Firmaların tasfiye edilecek borcu Türkiye Bankalar Birliği verilerine göre, bankalar tarafından bildirilen nakdi krediler ve tasfiye olunacak alacaklar son bir yıl içinde (Temmuz 2023) 202,6 milyar TL’den (Temmuz 2024) 291,6 milyar TL’ye yükseldi. Ayrıca, 2024 yılı Ocak-Ağustos döneminde karşılıksız çek tutarı 102 milyar TL’ye ulaştı. Eylül 2024’teki 15 milyar TL’lik karşılıksız çek miktarı da bu toplam rakama eklendiğinde, ilk 9 aydaki toplam miktar 117 milyar TL oldu. Bu rakamlar, konkordato kararı alan firmaların çekleri de dahil edilmeden hesaplanmıştır.
Bankalarda durum böyleyken, vatandaşın durumu da benzer şekilde zorlu. Banka kartı ve kredi kartı harcamaları 2023 Eylül ayında 187 milyar TL iken, 2024 Eylül ayında 319 milyar TL’ye yükseldi. Türkiye Bankalar Birliği Risk İzleme Merkezi verilerine göre, Ocak-Ağustos 2024 döneminde bankalara öğrenim için bırakılan 26,8 milyar TL tutarındaki senetler, protesto işlemiyle sonuçlandı.

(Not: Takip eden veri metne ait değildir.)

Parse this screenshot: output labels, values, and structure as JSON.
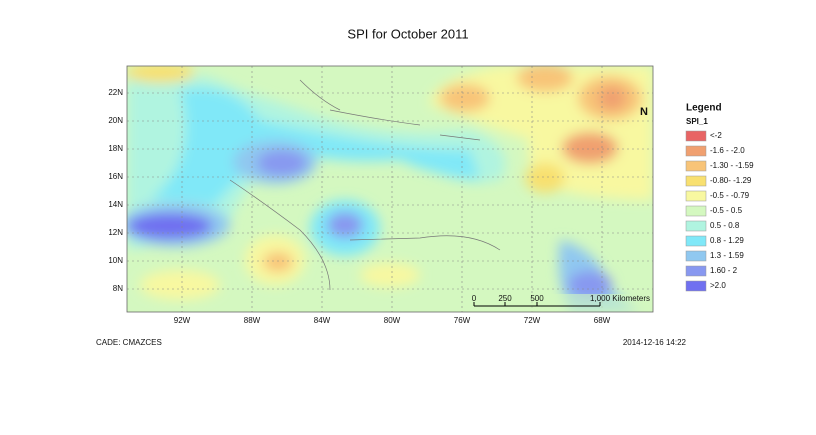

Kısacası, bankalar borçlu firmalardan 291,6 milyar TL, karşılıksız çeklerden alacaklılar 117 milyar TL, protesto edilen senetlerden ise 26,8 milyar TL alacaklı olarak tahsil edilemedi. Tüm bu ekonomik göstergeler ışığında, TCMB’nin konkordato ilan eden firmaların piyasa üzerindeki etkisinin düşük olduğunu kabul etse bile, mevcut ekonomik koşullardaki kırılganlık seviyesinin oldukça yüksek olması nedeniyle, gelecekte verilebilecek her konkordato kararının piyasa üzerindeki etkisi daha belirgin bir şekilde hissedilecektir.